Mit Allrad soll es das neue Mercedes-Coupé übrigens auch geben. Der große Sechszylinder wird ausschließlich als 4Matic-Version ausgeliefert, Diesel und PHEV kommen nur mit Hinterradantrieb, bei den beiden Vierzylinder-Ottomotoren ist der Vierradantrieb optional.

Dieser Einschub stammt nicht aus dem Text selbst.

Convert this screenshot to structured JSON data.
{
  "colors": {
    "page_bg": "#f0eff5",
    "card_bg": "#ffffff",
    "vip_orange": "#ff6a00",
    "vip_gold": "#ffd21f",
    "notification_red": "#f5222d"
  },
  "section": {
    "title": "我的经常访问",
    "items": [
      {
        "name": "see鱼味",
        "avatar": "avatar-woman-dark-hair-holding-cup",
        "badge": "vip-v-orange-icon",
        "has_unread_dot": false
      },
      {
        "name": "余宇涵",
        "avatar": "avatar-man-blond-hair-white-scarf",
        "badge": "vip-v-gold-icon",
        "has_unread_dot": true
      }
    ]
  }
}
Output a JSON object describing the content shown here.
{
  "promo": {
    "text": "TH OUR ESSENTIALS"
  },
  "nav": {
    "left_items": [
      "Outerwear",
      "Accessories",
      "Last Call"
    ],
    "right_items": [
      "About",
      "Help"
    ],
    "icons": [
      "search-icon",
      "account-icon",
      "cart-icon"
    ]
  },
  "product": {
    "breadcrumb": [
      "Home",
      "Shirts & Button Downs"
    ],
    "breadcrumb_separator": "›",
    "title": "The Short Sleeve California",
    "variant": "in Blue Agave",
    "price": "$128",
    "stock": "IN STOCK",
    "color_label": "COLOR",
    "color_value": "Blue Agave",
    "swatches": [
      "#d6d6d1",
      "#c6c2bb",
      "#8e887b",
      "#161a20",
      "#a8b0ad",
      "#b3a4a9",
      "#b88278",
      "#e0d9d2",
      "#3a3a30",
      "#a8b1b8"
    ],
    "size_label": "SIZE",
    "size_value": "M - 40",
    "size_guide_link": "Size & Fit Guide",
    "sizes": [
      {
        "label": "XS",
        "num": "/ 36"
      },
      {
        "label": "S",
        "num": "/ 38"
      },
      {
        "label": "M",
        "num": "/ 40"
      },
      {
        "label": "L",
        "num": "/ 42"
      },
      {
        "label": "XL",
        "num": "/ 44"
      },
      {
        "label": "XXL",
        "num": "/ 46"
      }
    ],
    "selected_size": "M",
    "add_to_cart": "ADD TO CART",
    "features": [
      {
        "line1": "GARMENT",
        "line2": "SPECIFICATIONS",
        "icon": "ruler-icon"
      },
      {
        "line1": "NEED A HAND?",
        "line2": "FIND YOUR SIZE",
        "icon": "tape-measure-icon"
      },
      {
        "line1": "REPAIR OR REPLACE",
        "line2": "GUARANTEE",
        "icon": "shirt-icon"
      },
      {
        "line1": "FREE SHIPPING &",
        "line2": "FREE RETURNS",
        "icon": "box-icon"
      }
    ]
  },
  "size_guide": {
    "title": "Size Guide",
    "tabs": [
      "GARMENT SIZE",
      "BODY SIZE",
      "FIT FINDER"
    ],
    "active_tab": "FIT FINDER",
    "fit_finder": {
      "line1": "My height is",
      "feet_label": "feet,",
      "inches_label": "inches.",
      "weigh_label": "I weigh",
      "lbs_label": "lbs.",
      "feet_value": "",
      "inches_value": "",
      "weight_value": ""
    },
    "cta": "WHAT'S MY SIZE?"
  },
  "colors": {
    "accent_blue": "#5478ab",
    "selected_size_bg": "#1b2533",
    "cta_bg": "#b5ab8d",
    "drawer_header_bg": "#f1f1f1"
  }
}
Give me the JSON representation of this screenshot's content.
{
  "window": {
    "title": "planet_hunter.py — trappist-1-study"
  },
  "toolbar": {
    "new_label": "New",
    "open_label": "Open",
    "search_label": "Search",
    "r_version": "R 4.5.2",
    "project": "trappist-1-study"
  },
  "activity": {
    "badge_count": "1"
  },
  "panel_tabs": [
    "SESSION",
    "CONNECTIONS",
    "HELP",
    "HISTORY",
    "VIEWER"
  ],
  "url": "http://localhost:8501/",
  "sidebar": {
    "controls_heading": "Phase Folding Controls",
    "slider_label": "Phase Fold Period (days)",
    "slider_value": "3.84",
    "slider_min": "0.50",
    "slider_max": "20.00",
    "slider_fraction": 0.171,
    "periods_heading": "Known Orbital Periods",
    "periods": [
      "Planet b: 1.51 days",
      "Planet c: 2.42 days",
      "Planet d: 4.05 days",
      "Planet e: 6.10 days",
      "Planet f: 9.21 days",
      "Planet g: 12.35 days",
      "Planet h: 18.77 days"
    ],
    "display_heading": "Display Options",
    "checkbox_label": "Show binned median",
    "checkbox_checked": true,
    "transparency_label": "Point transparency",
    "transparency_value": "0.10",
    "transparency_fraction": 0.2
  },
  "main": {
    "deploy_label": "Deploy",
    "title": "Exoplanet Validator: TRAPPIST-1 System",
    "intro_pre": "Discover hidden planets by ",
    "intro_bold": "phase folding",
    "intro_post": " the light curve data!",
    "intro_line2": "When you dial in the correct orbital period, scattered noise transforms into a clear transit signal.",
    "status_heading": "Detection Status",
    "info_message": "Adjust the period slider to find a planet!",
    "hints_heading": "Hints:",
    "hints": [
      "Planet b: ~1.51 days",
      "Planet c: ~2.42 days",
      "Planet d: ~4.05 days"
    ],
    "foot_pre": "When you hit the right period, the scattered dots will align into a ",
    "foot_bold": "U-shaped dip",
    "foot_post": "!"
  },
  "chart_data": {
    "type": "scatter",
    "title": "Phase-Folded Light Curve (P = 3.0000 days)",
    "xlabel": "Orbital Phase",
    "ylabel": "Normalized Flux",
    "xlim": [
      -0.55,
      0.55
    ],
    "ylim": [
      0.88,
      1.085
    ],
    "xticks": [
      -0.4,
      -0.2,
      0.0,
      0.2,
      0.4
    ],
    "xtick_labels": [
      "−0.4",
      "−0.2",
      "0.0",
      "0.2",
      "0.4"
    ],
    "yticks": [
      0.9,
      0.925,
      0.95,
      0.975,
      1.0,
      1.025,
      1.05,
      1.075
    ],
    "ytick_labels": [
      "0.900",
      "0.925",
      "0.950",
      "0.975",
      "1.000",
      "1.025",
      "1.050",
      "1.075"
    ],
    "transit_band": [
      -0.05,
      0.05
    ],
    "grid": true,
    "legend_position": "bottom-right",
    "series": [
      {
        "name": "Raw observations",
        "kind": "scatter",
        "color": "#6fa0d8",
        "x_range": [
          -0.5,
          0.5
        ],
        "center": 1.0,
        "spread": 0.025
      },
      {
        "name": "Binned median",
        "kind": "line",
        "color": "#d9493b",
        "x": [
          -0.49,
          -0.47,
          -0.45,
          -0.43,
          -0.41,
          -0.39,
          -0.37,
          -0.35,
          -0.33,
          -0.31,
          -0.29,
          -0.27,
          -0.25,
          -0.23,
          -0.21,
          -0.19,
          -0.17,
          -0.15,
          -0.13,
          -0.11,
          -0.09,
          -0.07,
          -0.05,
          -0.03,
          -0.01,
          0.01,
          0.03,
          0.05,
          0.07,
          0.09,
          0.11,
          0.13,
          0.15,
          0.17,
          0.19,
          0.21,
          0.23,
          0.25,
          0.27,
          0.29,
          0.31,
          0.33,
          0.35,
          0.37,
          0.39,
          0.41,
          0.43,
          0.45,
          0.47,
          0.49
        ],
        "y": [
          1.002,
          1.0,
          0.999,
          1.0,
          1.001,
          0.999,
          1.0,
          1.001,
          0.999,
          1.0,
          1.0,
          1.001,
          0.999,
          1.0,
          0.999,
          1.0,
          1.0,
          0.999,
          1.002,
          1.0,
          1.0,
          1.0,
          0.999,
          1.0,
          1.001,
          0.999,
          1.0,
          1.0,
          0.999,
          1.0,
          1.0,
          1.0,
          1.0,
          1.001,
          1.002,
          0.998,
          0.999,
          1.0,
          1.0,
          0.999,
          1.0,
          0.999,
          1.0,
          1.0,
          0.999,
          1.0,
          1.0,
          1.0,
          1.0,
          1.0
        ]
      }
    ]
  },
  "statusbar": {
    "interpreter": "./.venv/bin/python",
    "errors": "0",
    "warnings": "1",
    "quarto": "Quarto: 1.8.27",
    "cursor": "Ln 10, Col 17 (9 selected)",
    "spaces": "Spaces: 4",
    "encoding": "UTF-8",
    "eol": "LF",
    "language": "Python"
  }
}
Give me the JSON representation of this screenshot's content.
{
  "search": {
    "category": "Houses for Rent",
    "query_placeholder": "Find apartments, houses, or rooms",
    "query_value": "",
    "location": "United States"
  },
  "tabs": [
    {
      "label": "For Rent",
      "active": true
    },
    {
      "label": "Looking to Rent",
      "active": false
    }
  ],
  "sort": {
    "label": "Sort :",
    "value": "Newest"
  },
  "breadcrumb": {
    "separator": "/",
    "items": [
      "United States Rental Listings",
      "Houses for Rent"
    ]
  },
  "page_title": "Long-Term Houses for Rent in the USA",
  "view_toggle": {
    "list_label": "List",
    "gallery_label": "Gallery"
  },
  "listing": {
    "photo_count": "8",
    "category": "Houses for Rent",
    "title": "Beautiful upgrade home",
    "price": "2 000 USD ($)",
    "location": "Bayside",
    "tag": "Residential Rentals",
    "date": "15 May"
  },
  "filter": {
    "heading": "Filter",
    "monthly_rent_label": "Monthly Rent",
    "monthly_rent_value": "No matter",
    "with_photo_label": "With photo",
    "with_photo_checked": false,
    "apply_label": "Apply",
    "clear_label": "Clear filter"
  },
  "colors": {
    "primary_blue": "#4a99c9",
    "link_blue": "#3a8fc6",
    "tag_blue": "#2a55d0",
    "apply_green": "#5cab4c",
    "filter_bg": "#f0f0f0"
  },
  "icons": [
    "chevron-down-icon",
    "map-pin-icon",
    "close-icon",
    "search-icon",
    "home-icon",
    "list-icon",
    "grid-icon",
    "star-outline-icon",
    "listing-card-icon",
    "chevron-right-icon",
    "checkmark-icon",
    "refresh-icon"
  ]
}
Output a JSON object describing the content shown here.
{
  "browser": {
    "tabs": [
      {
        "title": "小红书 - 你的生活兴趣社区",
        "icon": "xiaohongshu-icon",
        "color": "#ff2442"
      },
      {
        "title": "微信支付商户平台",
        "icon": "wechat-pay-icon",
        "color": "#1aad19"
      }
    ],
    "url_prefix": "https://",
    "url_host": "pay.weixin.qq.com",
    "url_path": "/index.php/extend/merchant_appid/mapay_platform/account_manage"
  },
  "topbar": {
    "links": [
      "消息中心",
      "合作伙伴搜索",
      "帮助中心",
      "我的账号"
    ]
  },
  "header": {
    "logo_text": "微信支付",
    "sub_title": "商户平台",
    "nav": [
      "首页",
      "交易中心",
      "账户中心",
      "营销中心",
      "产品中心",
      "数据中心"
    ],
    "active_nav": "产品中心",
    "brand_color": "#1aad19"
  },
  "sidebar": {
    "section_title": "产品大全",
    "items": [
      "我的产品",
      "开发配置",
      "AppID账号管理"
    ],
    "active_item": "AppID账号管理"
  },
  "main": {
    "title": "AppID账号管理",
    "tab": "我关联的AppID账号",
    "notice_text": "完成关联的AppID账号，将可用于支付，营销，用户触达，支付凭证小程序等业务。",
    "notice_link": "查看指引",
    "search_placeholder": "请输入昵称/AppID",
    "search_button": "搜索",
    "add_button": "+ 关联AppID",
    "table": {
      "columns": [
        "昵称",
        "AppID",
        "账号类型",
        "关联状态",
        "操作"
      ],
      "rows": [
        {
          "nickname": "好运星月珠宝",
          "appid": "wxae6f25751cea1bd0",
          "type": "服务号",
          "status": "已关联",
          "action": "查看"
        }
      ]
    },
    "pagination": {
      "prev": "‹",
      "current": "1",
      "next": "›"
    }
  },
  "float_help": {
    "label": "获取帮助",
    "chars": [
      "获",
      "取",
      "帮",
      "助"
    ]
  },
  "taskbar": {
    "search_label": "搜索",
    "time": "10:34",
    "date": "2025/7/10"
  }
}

Etwas länger außen und mehr Platz innen

Zum Interieur dürfen wir an dieser Stelle noch keine Worte verlieren. Da der CLE in den Abmessungen aber deutlich größer gewachsen ist als das C-Coupé und sogar 1,5 Zentimeter mehr als das bisherige E-Coupé (4,93 Meter) misst, war es für die Mercedes-Entwickler sicher keine Schwierigkeit, auch den Innenraum etwas luftiger zu gestalten. Selbst auf der Rückbank kommt man bequem unter. Lediglich die abfallende Dachlinie macht die beiden Fondsitze für großgewachsene Passagiere nicht zur ersten Wahl. Zudem lassen sich die getönten Scheiben hinten nicht öffnen. Schade. Immerhin: Wer hinten sitzt, kann die Aussicht aus dem optionalen Hubschiebedach genießen. Noch mehr Aussicht gibt es nur wohl nur im CLE Cabrio, dass unser Erlkönigfotograf bereits erwischt hat.

Für die Testfahrt geht es aber glücklicherweise in die erste Reihe, in der nichts den Blick auf die lange Haube mit ihren Powerdomes versperrt. Die wirken von innen noch größer und mächtiger als außen und lassen schon erahnen, was die AMG-Kollegen von Kühner aus Affalterbach mit dem CLE vorhaben. Das genaue Gegenteil herrscht beim Klang. Der Sechszylinder ist angenehm leise, fast zurückhaltend, selbst dann, wenn er das Coupé auf seinen 20-Zoll-Rädern (vorn 245/35, hinten 275/30) über die kurvigen Landstraßen rund um das Sindelfinger Mercedes-Werk schiebt. So leise, dass man beinahe die Fenster öffnen möchte, um mehr vom Sound des Dreiliters zu hören. Weil das nicht nur die Frisur, sondern auf Dauer auch die Unterhaltung zwischen Redakteur und Entwickler stört, fährt die Scheibe wieder hoch, kurz bevor sich erste Unebenheiten auf der Strecke auftun.

Der CLE gibt sich straff, aber nicht unkomfortabel

"Bei der Abstimmung haben wir Wert daraufgelegt, dass das Fahrwerk zwar komfortabel bleibt, aber auch beim dynamischen Fahren Spaß macht", erklärt Kühner. Im Vergleich zur E-Klasse ist der CLE entsprechend straffer und sportlicher ausgelegt. Er neige weniger zum Wanken und sei härter. Wirklich hart ist aber auch der CLE nicht. Unebenheiten glättet er bei der Testfahrt mit dem Adaptivfahrwerk elegant mit einem Federhub ab und auch in schnelleren Kurven ist vom Sozius-Platz kaum ausgeprägte Neigung der Karosse zu vermelden. Das sportliche Äußere verspricht also nicht zu viel.

Dass es das alles nicht umsonst gibt, steht außer Frage. Um die Antwort nach der Preisfrage drücken sich Kühner und die Kollegen der Pressestelle aber noch. Ein Schnäppchen wird der CLE jedoch sicherlich nicht werden – auch wenn er dank der MRA2-Plattform, die die Basis für alle von der C-Klasse bis zur S-Klasse liefert, auf ein breites Fundament setzen kann. Denn das aktuelle E-Coupé liegt im Einstandspreis schon bei rund 60.000 Euro. Der CLE wird das kaum unterbieten und damit für ehemalige Kunden des C-Coupé (aktuell ab rund 48.800 Euro) deutlich teurer werden.

Bleibt noch das Wann. Hier herrscht schon deutlich mehr Klarheit. Die Tarnung soll der CLE noch diesen Sommer ablegen. Die Markteinführung erfolgt noch dieses Jahr. Ob es für den nächsten Sommer schon für das CLE Cabrio reicht, bleibt aber noch abzuwarten.